I hate maintenance. I don’t make the bed in the morning because it’ll just need to be made again the next day. Our house needs painting. A few years ago it was painted. My friend the painter did an excellent job–prepared the surface, used quality paint, applied it well. And still my house needs painting.
Some have tried to find permanent solutions to the painting problem. Sadly, vinyl siding turned out to have some flaws, as Judith Helfand made devastatingly clear in her movie Blue Vinyl. Alas, there is always a price to pay, and anyway, not a damn thing is permanent. Check out granite gravestones from the nineteenth century. Humans are not the only things who pass this way but a while. Alas, poor granite.
In short, I wish progress was permanent, I wish victories lasted, I wish people didn’t always keep acting like . . . people.
The Emancipation Proclamation was issued on January 1, 1863, but the slaves in Galveston just kept on a-slavin’. Two and a half years later, on June 19, 1865, federal troops arrived on Galveston Island and General Gordon Granger read General Order No. 3:
The people of Texas are informed that, in accordance with a proclamation from the Executive of the United States, all slaves are free. This involves an absolute equality of personal rights and rights of property between former masters and slaves, and the connection heretofore existing between them becomes that between employer and hired labor. The freedmen are advised to remain quietly at their present homes and work for wages. They are informed that they will not be allowed to collect at military posts and that they will not be supported in idleness either there or elsewhere.
Hooray! Juneteenth (a portmanteau of June 19th) marks the beginning of “absolute equality of personal rights” between former slaves and their owners. Our blissful coexistence in equality since that date is well documented. . . . Is that murmuring from the masses I hear? Jim Crow? Plessy v. Ferguson? Damn, there’s always more maintenance. I hate it.

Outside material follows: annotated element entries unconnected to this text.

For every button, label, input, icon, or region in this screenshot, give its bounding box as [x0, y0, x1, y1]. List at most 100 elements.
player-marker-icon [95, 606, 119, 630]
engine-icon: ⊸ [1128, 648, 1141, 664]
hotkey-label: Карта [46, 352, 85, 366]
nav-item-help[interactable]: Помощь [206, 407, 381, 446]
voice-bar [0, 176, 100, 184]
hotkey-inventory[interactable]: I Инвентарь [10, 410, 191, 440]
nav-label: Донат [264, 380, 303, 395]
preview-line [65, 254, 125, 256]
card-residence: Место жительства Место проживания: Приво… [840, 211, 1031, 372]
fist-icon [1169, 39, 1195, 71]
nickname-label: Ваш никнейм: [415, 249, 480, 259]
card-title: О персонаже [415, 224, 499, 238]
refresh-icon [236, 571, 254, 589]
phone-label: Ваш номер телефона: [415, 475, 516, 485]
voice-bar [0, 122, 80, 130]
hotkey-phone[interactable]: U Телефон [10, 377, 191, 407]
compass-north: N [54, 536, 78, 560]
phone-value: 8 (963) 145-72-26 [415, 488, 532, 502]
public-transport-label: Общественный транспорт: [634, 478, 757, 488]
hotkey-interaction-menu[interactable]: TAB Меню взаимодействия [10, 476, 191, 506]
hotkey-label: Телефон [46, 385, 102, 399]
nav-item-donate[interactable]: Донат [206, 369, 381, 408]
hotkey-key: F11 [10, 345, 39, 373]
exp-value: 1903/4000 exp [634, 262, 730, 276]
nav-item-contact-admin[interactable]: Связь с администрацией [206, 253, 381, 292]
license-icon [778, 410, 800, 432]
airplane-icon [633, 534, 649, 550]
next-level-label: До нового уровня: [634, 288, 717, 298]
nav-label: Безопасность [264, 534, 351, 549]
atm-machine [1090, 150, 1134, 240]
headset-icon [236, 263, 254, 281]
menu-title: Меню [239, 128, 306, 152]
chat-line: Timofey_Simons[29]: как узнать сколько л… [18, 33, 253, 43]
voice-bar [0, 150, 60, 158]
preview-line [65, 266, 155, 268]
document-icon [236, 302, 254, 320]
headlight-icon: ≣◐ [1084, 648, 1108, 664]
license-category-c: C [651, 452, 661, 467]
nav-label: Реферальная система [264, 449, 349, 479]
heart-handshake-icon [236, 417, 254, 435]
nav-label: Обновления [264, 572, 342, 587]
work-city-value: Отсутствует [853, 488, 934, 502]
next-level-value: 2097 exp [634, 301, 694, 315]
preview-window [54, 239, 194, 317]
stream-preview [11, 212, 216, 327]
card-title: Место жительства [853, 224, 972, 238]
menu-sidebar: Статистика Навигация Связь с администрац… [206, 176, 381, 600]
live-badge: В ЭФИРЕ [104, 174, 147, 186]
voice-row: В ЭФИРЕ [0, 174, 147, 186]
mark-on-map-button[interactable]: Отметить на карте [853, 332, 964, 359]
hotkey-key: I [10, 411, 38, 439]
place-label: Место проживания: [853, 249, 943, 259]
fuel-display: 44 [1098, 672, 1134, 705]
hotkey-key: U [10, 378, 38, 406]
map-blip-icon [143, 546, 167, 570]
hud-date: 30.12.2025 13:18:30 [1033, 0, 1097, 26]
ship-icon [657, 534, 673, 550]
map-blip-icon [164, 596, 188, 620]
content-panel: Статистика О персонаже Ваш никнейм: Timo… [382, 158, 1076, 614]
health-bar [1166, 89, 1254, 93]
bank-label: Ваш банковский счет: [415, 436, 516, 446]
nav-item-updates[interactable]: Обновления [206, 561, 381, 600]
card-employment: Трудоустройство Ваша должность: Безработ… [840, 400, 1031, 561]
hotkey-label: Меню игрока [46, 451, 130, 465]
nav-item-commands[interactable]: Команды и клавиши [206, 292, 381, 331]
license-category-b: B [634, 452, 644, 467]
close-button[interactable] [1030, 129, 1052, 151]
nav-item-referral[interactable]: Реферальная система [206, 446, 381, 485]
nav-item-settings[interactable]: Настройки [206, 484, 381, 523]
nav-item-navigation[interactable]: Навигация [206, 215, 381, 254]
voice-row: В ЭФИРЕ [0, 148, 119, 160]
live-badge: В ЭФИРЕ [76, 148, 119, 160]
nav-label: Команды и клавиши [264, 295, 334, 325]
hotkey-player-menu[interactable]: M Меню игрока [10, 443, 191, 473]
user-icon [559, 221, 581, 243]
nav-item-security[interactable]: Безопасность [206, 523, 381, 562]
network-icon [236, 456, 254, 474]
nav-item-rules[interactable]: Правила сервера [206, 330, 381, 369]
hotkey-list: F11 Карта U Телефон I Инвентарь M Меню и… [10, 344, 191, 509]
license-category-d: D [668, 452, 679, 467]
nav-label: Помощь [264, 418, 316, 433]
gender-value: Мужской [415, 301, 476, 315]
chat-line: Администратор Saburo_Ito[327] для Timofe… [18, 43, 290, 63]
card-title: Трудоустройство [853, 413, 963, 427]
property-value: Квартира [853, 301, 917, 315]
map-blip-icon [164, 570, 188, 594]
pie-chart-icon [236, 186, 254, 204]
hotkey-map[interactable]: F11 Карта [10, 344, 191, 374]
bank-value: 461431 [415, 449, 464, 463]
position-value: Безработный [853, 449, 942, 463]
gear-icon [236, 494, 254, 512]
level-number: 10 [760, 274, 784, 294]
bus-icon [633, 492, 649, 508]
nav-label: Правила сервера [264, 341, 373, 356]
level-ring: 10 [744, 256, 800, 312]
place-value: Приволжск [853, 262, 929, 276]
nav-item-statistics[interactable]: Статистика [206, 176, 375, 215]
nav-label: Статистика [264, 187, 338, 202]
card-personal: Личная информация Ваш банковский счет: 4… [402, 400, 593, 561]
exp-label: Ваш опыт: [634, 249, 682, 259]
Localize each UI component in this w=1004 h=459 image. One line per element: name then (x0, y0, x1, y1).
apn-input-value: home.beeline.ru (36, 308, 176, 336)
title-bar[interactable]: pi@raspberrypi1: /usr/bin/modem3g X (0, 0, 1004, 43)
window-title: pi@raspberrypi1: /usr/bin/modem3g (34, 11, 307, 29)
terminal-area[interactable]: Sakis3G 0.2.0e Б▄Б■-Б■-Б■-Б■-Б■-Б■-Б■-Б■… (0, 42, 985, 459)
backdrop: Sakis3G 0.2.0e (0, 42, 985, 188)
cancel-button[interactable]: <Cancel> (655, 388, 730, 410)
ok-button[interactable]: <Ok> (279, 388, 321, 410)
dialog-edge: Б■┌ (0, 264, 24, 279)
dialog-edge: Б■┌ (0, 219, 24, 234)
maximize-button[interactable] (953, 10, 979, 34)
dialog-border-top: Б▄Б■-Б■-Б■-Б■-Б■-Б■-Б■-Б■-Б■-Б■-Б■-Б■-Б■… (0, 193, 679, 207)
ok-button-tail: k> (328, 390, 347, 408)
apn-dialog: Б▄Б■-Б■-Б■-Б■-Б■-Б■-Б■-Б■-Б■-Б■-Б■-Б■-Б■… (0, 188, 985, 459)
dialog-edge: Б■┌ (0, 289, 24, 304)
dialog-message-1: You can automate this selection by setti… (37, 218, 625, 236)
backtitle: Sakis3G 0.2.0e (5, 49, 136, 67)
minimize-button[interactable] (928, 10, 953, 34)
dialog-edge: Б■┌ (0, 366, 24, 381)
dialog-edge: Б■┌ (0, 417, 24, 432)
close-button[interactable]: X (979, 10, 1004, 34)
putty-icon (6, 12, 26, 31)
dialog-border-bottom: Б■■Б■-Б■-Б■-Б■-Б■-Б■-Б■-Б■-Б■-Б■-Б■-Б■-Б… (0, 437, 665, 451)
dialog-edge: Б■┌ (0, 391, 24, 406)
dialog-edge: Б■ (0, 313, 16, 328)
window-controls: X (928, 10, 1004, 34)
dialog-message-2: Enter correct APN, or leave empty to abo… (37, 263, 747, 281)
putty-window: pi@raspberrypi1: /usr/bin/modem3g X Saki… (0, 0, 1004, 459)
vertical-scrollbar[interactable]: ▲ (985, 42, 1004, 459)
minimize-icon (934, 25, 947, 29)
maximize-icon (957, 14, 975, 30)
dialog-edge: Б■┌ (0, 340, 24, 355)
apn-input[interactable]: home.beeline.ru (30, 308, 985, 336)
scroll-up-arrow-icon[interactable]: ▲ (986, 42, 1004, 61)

And while we’re on the subject, here’s another aspect of delicious freedom which may be in need of further tinkering: “The freedmen are advised to remain quietly at their present homes and work for wages.” The life and death of Maria Isabel Vasquez Jimenez comes to mind. I mean there’s slavery, and then there’s slavery. Bonded labor, indentured servant, what’s in a name? A slave by any other name would be as debased.